A suspensão é fruto da estratégia jurídica liderada pelo advogado Jonathan Zago Appi. A defesa técnica argumentou que o rito seguido pela Câmara Municipal apresenta nulidades graves. Appi destacou a suspeição de membros da comissão que pertencem ao mesmo partido denunciante, o que comprometeria a imparcialidade necessária ao julgamento.
Além disso, a defesa apontou irregularidades na formação do grupo processante e falhas técnicas na coleta de provas, sustentando que a continuidade do processo sem corrigir tais vícios configuraria cerceamento de defesa e violação do devido processo legal.
O processo de cassação teve origem em uma denúncia protocolada pelo Partido Novo, que sustenta que o vereador teria adotado condutas incompatíveis com o decoro parlamentar.
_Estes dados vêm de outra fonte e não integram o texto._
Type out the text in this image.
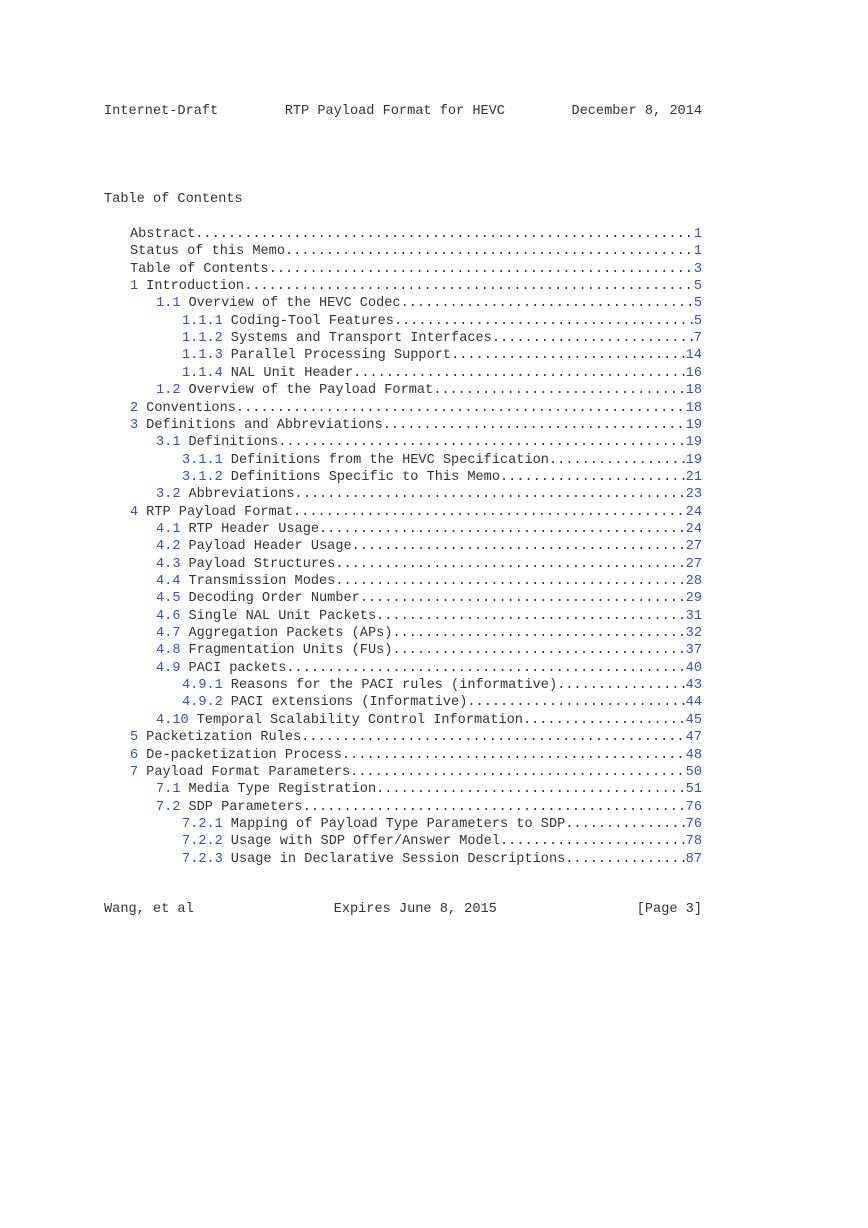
Internet-Draft	RTP Payload Format for HEVC	December 8, 2014
Table of Contents
Abstract .....	1
Status of this Memo .....	1
Table of Contents .....	3
1 Introduction .....	5
1.1 Overview of the HEVC Codec .....	5
1.1.1 Coding-Tool Features .....	5
1.1.2 Systems and Transport Interfaces .....	7
1.1.3 Parallel Processing Support .....	14
1.1.4 NAL Unit Header .....	16
1.2 Overview of the Payload Format .....	18
2 Conventions .....	18
3 Definitions and Abbreviations .....	19
3.1 Definitions .....	19
3.1.1 Definitions from the HEVC Specification .....	19
3.1.2 Definitions Specific to This Memo .....	21
3.2 Abbreviations .....	23
4 RTP Payload Format .....	24
4.1 RTP Header Usage .....	24
4.2 Payload Header Usage .....	27
4.3 Payload Structures .....	27
4.4 Transmission Modes .....	28
4.5 Decoding Order Number .....	29
4.6 Single NAL Unit Packets .....	31
4.7 Aggregation Packets (APs) .....	32
4.8 Fragmentation Units (FUs) .....	37
4.9 PACI packets .....	40
4.9.1 Reasons for the PACI rules (informative) .....	43
4.9.2 PACI extensions (Informative) .....	44
4.10 Temporal Scalability Control Information .....	45
5 Packetization Rules .....	47
6 De-packetization Process .....	48
7 Payload Format Parameters .....	50
7.1 Media Type Registration .....	51
7.2 SDP Parameters .....	76
7.2.1 Mapping of Payload Type Parameters to SDP .....	76
7.2.2 Usage with SDP Offer/Answer Model .....	78
7.2.3 Usage in Declarative Session Descriptions .....	87
Wang, et al	Expires June 8, 2015	[Page 3]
Entre as acusações citadas no procedimento estão o uso de linguagem ofensiva contra colegas durante sessões e reuniões, além de um relato de suposta agressão física contra um parlamentar idoso nas dependências da Casa Legislativa.
Embora a Comissão Processante, sob relatoria do vereador Érico Vinícius (Novo), tenha decidido anteriormente pela continuidade do caso — rejeitando por unanimidade a defesa prévia de Profeta e abrindo a fase de instrução —, o cenário mudou com a intervenção do Judiciário.
Ao analisar o recurso apresentado por Jonathan Zago Appi, a desembargadora relatora entendeu que havia risco iminente de dano ao mandato do vereador do PL. Na decisão, a magistrada destacou que a proximidade da sessão de julgamento justificava a suspensão para evitar uma deliberação “baseada em relatório potencialmente eivado de suspeição”.
“Eventual incerteza milita em favor do deferimento do efeito suspensivo”, afirmou a desembargadora no despacho eletrônico, garantindo que o processo não avance até que o mérito das irregularidades apontadas pela defesa seja devidamente analisado.
Com a liminar, as oitivas de testemunhas e quaisquer diligências da comissão estão paralisadas. O vereador Cleiton Profeta permanece no pleno exercício de suas funções na Câmara de Joinville, enquanto a banca jurídica de Jonathan Zago Appi aguarda o julgamento definitivo do recurso pelo Tribunal.